In a third amended complaint filed in October 2017, Conagra workers raised allegations that the company failed to provide overtime and minimum wage, wages due at termination, accurate itemized wage statements, as well as an alleged failure to reimburse business expenses related to personal cellphone use for work purposes.
The workers also accused Conagra of cutting short their meal and rest breaks due to donning and doffing time and said that the company didn’t maintain the required records. In addition, class members contended that workers were not provided with reporting pay, stating that they were required to show up for scheduled shifts and were sometimes sent home without warning or compensation.
As stated in the motion, the discovery was significant, and “defendants produced tens of thousands of pages of documents, including all relevant wage and hour policy documents, employee handbooks, collective bargaining agreements, work schedules, and Class Members’ timekeeping and payroll records.”
Depositions were conducted for each of the 13 class representatives, witnesses for Conagra, and three expert witnesses retained by the plaintiffs. The experts valued class members’ damages based on an analysis of time and payroll records.
In addition to requesting that the court approve the monetary settlement, the motion for the proposed Conagra lawsuit settlement also requests the court approve the form and distribution method for providing notice of the settlement to the class members.
According to the motion, the class will receive notice by mail to their last known addresses in both English and Spanish. Notices would also appear in both English and Spanish language newspapers in Stanislaus and San Joaquin counties. Although the information isn’t available for class members who worked at the Oakdale facility, the motion states that an internet notice will meet the form and method requirements to notify the class.

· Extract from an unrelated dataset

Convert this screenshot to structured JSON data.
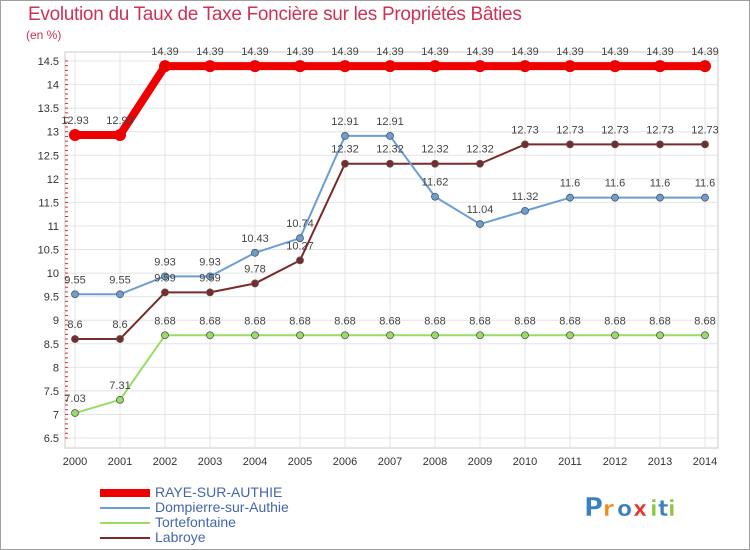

Conagra Lawsuit Settlement Details
Under the terms of the proposed Conagra lawsuit settlement, each class representative would receive an incentive award of up to $10,000 or $5,000.
The settlement also would allocate $6,000,000 in attorneys’ fees, $700,000 in reimbursement costs, $75,000 in administrative costs, and $360,000 in Private Attorney General Act (PAGA) penalties— the California code that allows employees to file suit for an employer’s labor law violations.
Each class member will receive an average of $1,180.53 from the settlement.
The motion asserts that the total settlement amount of $18 million represents 38% of the maximum potential damages.
In the motion, class members noted that several circumstances warrant court approval of the proposed settlement, including the expense and time that would be incurred by further litigation. The plaintiffs contended that although they were confident in the merits of their claims, the fact that Conagra no longer operates six of the seven facilities relevant to the case could result in expensive litigation and an uncertain outcome.
“The fact that the Settlement will eliminate delay and further expense strongly weighs in favor of approval,” the motion states, further asserting that “This is a substantial recovery which takes into consideration the significant risks of proceeding with the litigation.”
The Conagra Lawsuit Settlement is Case No.2:16-cv-00631, in the United States District Court for the Central District of California.